Developing the organisation speaks directly to developing a supportive environment for all members of staff. A successful nurse educator will achieve this by identifying and articulating a vision, building a collaborative culture, restructuring and broadening the gaze of the organisation outwards.

Leadership Qualities of Nurse Educators: Improve Learning Programs

Nurse Educators Improve Teaching and Learning Programs

The final component of the leadership framework, and the one that overarches every other component, is that of ‘teaching and learning’.

This concept is especially important to understand for nurse educators as it is at the core of their role.

There are a number of different ways in which nurse educators can positively impact on student outcomes.

The impact that an educator has on a learner can occur via three levels:

  • Level 1: direct instruction and involvement in the educational intervention
  • Level 2: involvement in the planning of the intervention
  • Level 3: involvement in the broader educational strategy and direction

These levels of impact are illustrated in Gurr, Drysdale and Mulford’s (2006) model of successful school leadership in Australia. A nurse educator can have a positive impact on learner outcomes via engaging in activities within these levels.

Not all educators will be skilled in Level 1 domains, and likewise not all will be strong in Level 2 or 3 aspects. By understanding one’s context and focusing on the ultimate outcome of improving learner outcomes, a successful nurse educator will be able to identify where their efforts are needed in order to improve teaching and learning.

Click here to read: Top 10 Teaching Strategies for Nurse Educators – Delivering Effective Nursing Education

Conclusion

Through the work of Leithwood, Day, Sammons, Harris and Hopkins (2006), 7 leadership qualities of successful nurse educators have emerged:

  • Nurse educators are adaptable
  • Nurse educators push their boundaries
  • Nurse educators influence others
  • Nurse educators set the direction
  • Nurse educators develop their staff
  • Nurse educators develop their organisation; and;
  • Nurse educators improve teaching and learning

These key traits and characteristics are well documented and researched, and are present in many case studies of successful educators, validating their importance and applicability.

 

Reference List

Cardno, C E M 2012, A journey of leadership: From bedside nurse to Chief Executive Officer, SAGE Publications, Los Angeles, CA.

Doherty, J, Gurr, D & Drysdale, L 2014, ‘The formation and practice of a successful principal: Rick Tudor, Headmaster of Trinity Grammar School, Melbourne, Australia’, in C Day & D Gurr (Eds.), Leading Schools Successfully: Stories from the field, pp. 85-97, Routledge, London.

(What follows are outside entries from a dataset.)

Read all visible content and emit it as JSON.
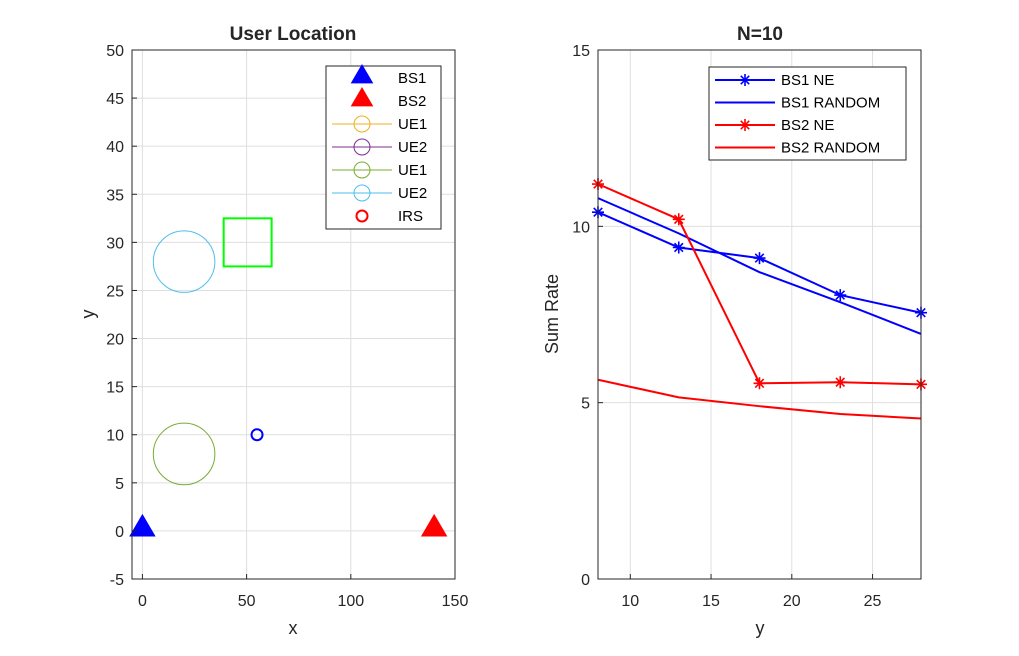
{
  "chart_data": [
    {
      "type": "scatter",
      "title": "User Location",
      "xlabel": "x",
      "ylabel": "y",
      "xlim": [
        -5,
        150
      ],
      "ylim": [
        -5,
        50
      ],
      "xticks": [
        0,
        50,
        100,
        150
      ],
      "yticks": [
        -5,
        0,
        5,
        10,
        15,
        20,
        25,
        30,
        35,
        40,
        45,
        50
      ],
      "grid": true,
      "legend_position": "top-right",
      "legend": [
        {
          "label": "BS1",
          "marker": "triangle",
          "color": "#0000ff",
          "filled": true
        },
        {
          "label": "BS2",
          "marker": "triangle",
          "color": "#ff0000",
          "filled": true
        },
        {
          "label": "UE1",
          "marker": "circle",
          "color": "#edb120",
          "filled": false
        },
        {
          "label": "UE2",
          "marker": "circle",
          "color": "#7e2f8e",
          "filled": false
        },
        {
          "label": "UE1",
          "marker": "circle",
          "color": "#77ac30",
          "filled": false
        },
        {
          "label": "UE2",
          "marker": "circle",
          "color": "#4dbeee",
          "filled": false
        },
        {
          "label": "IRS",
          "marker": "circle",
          "color": "#ff0000",
          "filled": false
        }
      ],
      "points": [
        {
          "name": "BS1",
          "x": 0,
          "y": 0,
          "marker": "triangle",
          "color": "#0000ff"
        },
        {
          "name": "BS2",
          "x": 140,
          "y": 0,
          "marker": "triangle",
          "color": "#ff0000"
        },
        {
          "name": "IRS",
          "x": 55,
          "y": 10,
          "marker": "circle",
          "color": "#0000ff"
        }
      ],
      "regions": [
        {
          "shape": "circle",
          "cx": 20,
          "cy": 8,
          "r": 3.2,
          "color": "#77ac30"
        },
        {
          "shape": "circle",
          "cx": 20,
          "cy": 28,
          "r": 3.2,
          "color": "#4dbeee"
        },
        {
          "shape": "rect",
          "x0": 39,
          "x1": 62,
          "y0": 27.5,
          "y1": 32.5,
          "color": "#00ff00"
        }
      ]
    },
    {
      "type": "line",
      "title": "N=10",
      "xlabel": "y",
      "ylabel": "Sum Rate",
      "xlim": [
        8,
        28
      ],
      "ylim": [
        0,
        15
      ],
      "xticks": [
        10,
        15,
        20,
        25
      ],
      "yticks": [
        0,
        5,
        10,
        15
      ],
      "grid": true,
      "legend_position": "top-right",
      "x": [
        8,
        13,
        18,
        23,
        28
      ],
      "series": [
        {
          "name": "BS1 NE",
          "color": "#0000ff",
          "marker": "star",
          "values": [
            10.4,
            9.4,
            9.1,
            8.05,
            7.55
          ]
        },
        {
          "name": "BS1 RANDOM",
          "color": "#0000ff",
          "marker": "none",
          "values": [
            10.8,
            9.8,
            8.7,
            7.85,
            6.95
          ]
        },
        {
          "name": "BS2 NE",
          "color": "#ff0000",
          "marker": "star",
          "values": [
            11.2,
            10.2,
            5.55,
            5.58,
            5.52
          ]
        },
        {
          "name": "BS2 RANDOM",
          "color": "#ff0000",
          "marker": "none",
          "values": [
            5.65,
            5.15,
            4.9,
            4.68,
            4.55
          ]
        }
      ]
    }
  ]
}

Drysdale, L 1998, ‘Dare to Make a Difference: Pushing the Boundaries of Your Role’, Prime Focus August, vol. 4, no. 4, pp. 28-29.

Gurr, D 2014, ‘Finding your leadership’, Perspectives on educational leadership, vol. 14, no. 2, pp. 1-3.

Gurr, D, Drysdale, L & Mulford, B 2010, ‘Australian principal instructional leadership: Direct and indirect influence’, International Journal of Research in Education, vol. 2, no. 4, pp. 299-314.

Leithwood, K, Day, C, Sammons, P, Harris, A & Hopkins, D 2006, ‘Seven strong claims about successful school leadership’, National College for School Leadership, viewed 19 Mar 2018, http://dera.ioe.ac.uk/6967/1/download%3Fid%3D17387%26filename%3Dseven-claims-about-successful-school-leadership.pdf

Leithwood, K & Reihl, C 2003, ‘What Do We Already Know About Successful School Leadership?’ prepared for the AERA Division: A Task Force on Developing Research in Educational Leadership.